Of all the things you can learn by starting a new project the most potent is the one where you slowly come to the realization that it’s not what you thought it would be. I have stories somewhere on this harddrive that never quite came together, never found their stride. A couple of them I rewrote over the course of several years and still never got it right. It happens. You move on.
Since I started this thing however long ago, I’ve never quite been able to pin down what I’m doing here. For some reason I still can’t articulate, that matters to me enough that it constantly bugs me. The fact that I felt too often that this space was a little more personal than I wanted it to be only added to that discomfort. The fact that there were too many things I decided not to put here because they didn’t “fit” (whatever that meant) only made it more frustrating.
If there’s one quality in people I admire, it’s knowing when to wrap it up. It’s time to wrap this up. I know I could leave this here for years and years and wander back to it when I felt like it, but honestly, what I liked about the form of a blog was the momentum I hoped it would have. That momentum seems gone. Not in a bad way, just in a washed up way. Time for a new…something.

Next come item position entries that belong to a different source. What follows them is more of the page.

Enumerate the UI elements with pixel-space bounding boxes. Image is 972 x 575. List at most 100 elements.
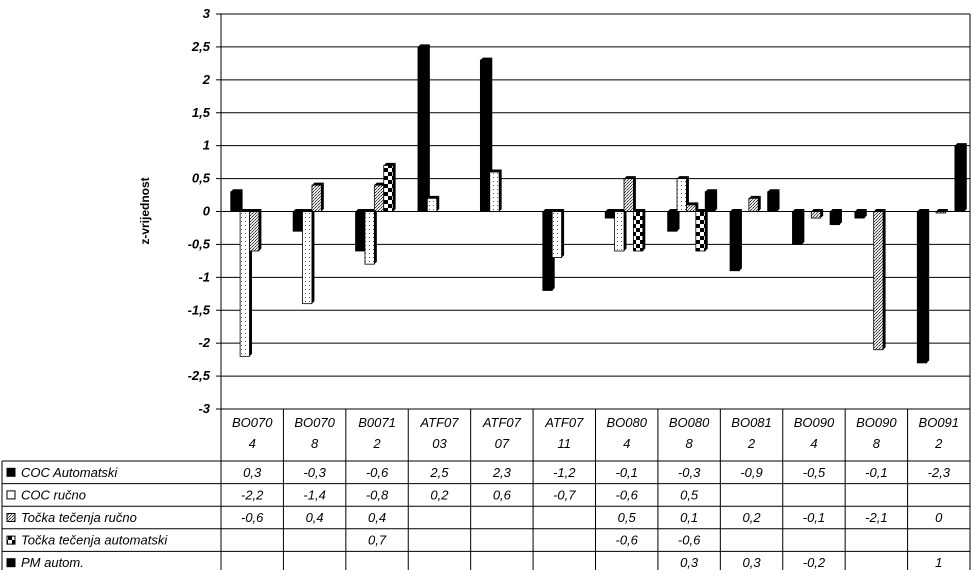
- x-tick-label: 4: [623, 436, 630, 451]
- bar: [668, 212, 677, 232]
- bar: [231, 192, 240, 212]
- bar: [374, 185, 383, 211]
- x-tick-label: 8: [686, 436, 694, 451]
- data-label: 0,5: [680, 487, 699, 502]
- bar: [427, 198, 436, 211]
- x-tick-label: 8: [311, 436, 319, 451]
- x-tick-label: 4: [249, 436, 256, 451]
- bar: [730, 212, 739, 271]
- data-label: 0,7: [368, 533, 387, 548]
- legend-label: COC Automatski: [21, 465, 118, 480]
- y-axis: 32,521,510,50-0,5-1-1,5-2-2,5-3: [188, 6, 970, 416]
- bar: [811, 212, 820, 219]
- legend-label: PM autom.: [21, 555, 84, 570]
- bar: [696, 212, 705, 252]
- y-tick-label: -1: [198, 269, 210, 284]
- data-label: -0,5: [803, 465, 826, 480]
- bar: [917, 212, 926, 363]
- x-tick-label: BO070: [232, 415, 273, 430]
- x-tick-label: BO091: [919, 415, 959, 430]
- bar: [303, 212, 312, 304]
- data-label: -0,1: [865, 465, 887, 480]
- bar: [250, 212, 259, 252]
- data-label: 0,6: [493, 487, 512, 502]
- data-label: 0,3: [243, 465, 262, 480]
- data-label: 0,1: [680, 510, 698, 525]
- y-tick-label: -2: [198, 335, 210, 350]
- y-tick-label: -1,5: [188, 302, 211, 317]
- x-tick-label: BO090: [794, 415, 835, 430]
- bar: [552, 212, 561, 258]
- bar: [356, 212, 365, 252]
- bars: [231, 44, 967, 363]
- x-tick-label: 2: [747, 436, 756, 451]
- bar: [605, 212, 614, 219]
- x-tick-label: 2: [372, 436, 381, 451]
- data-label: -2,2: [241, 487, 264, 502]
- legend-key: [7, 468, 15, 476]
- data-label: 0,3: [743, 555, 762, 570]
- data-label: 0,3: [680, 555, 699, 570]
- data-label: 2,3: [492, 465, 512, 480]
- bar: [768, 192, 777, 212]
- y-tick-label: 2,5: [191, 39, 211, 54]
- bar: [874, 212, 883, 350]
- data-label: -0,2: [803, 555, 826, 570]
- data-label: -0,7: [553, 487, 576, 502]
- bar: [365, 212, 374, 265]
- x-tick-label: BO080: [669, 415, 710, 430]
- bar: [749, 198, 758, 211]
- legend-key: [7, 536, 15, 544]
- bar: [312, 185, 321, 211]
- bar: [686, 205, 695, 212]
- legend-label: COC ručno: [21, 487, 86, 502]
- bar: [480, 60, 489, 211]
- bar: [855, 212, 864, 219]
- data-label: 0,2: [743, 510, 762, 525]
- bar: [633, 212, 642, 252]
- data-label: -0,6: [616, 487, 639, 502]
- x-tick-label: BO081: [731, 415, 771, 430]
- x-tick-label: BO070: [294, 415, 335, 430]
- data-label: 0,2: [430, 487, 449, 502]
- x-tick-label: ATF07: [482, 415, 522, 430]
- data-label: -1,4: [303, 487, 325, 502]
- data-label: 0: [935, 510, 943, 525]
- y-tick-label: -2,5: [188, 368, 211, 383]
- data-label: 0,4: [368, 510, 386, 525]
- data-label: -0,6: [241, 510, 264, 525]
- legend-key: [7, 559, 15, 567]
- data-label: -0,1: [803, 510, 825, 525]
- legend-label: Točka tečenja automatski: [21, 533, 168, 548]
- x-tick-label: BO080: [606, 415, 647, 430]
- data-label: -1,2: [553, 465, 576, 480]
- bar: [705, 192, 714, 212]
- y-tick-label: 0: [203, 204, 211, 219]
- bar: [418, 47, 427, 212]
- bar: [624, 179, 633, 212]
- bar: [830, 212, 839, 225]
- bar: [240, 212, 249, 357]
- x-tick-label: 4: [810, 436, 817, 451]
- y-tick-label: 1,5: [192, 105, 211, 120]
- y-tick-label: -0,5: [188, 236, 211, 251]
- x-tick-label: 11: [558, 436, 572, 451]
- bar: [615, 212, 624, 252]
- data-label: 0,5: [618, 510, 637, 525]
- y-tick-label: 2: [202, 72, 211, 87]
- y-axis-label: z-vrijednost: [138, 177, 152, 244]
- data-label: -0,6: [678, 533, 701, 548]
- bar: [955, 146, 964, 212]
- x-tick-label: B0071: [358, 415, 396, 430]
- legend-key: [7, 514, 15, 522]
- data-label: -0,9: [740, 465, 762, 480]
- data-label: -0,6: [616, 533, 639, 548]
- y-tick-label: 0,5: [192, 171, 211, 186]
- x-tick-label: 03: [432, 436, 447, 451]
- bar: [490, 172, 499, 212]
- data-label: -2,1: [865, 510, 887, 525]
- bar: [543, 212, 552, 291]
- data-label: -2,3: [928, 465, 951, 480]
- x-tick-label: ATF07: [419, 415, 459, 430]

I have no idea what the new something is, and to give this up is a little unsettling, but I’m not someone who hangs around for a sense of security. I feel like I’m supposed to go on and on, reflecting wildly, but I’m not going to give in to that, since I don’t know what else to say and anything I came up with would be a bit overblown. While this was fun to do, this blog and I never quite developed the attachment we needed for it to be sustainable.
To all of you who’ve read these posts, thank you. I’ve loved reading your comments, loved knowing people were reading this stuff, and endlessly appreciate your help while I tried to carve out this tiny corner of the void.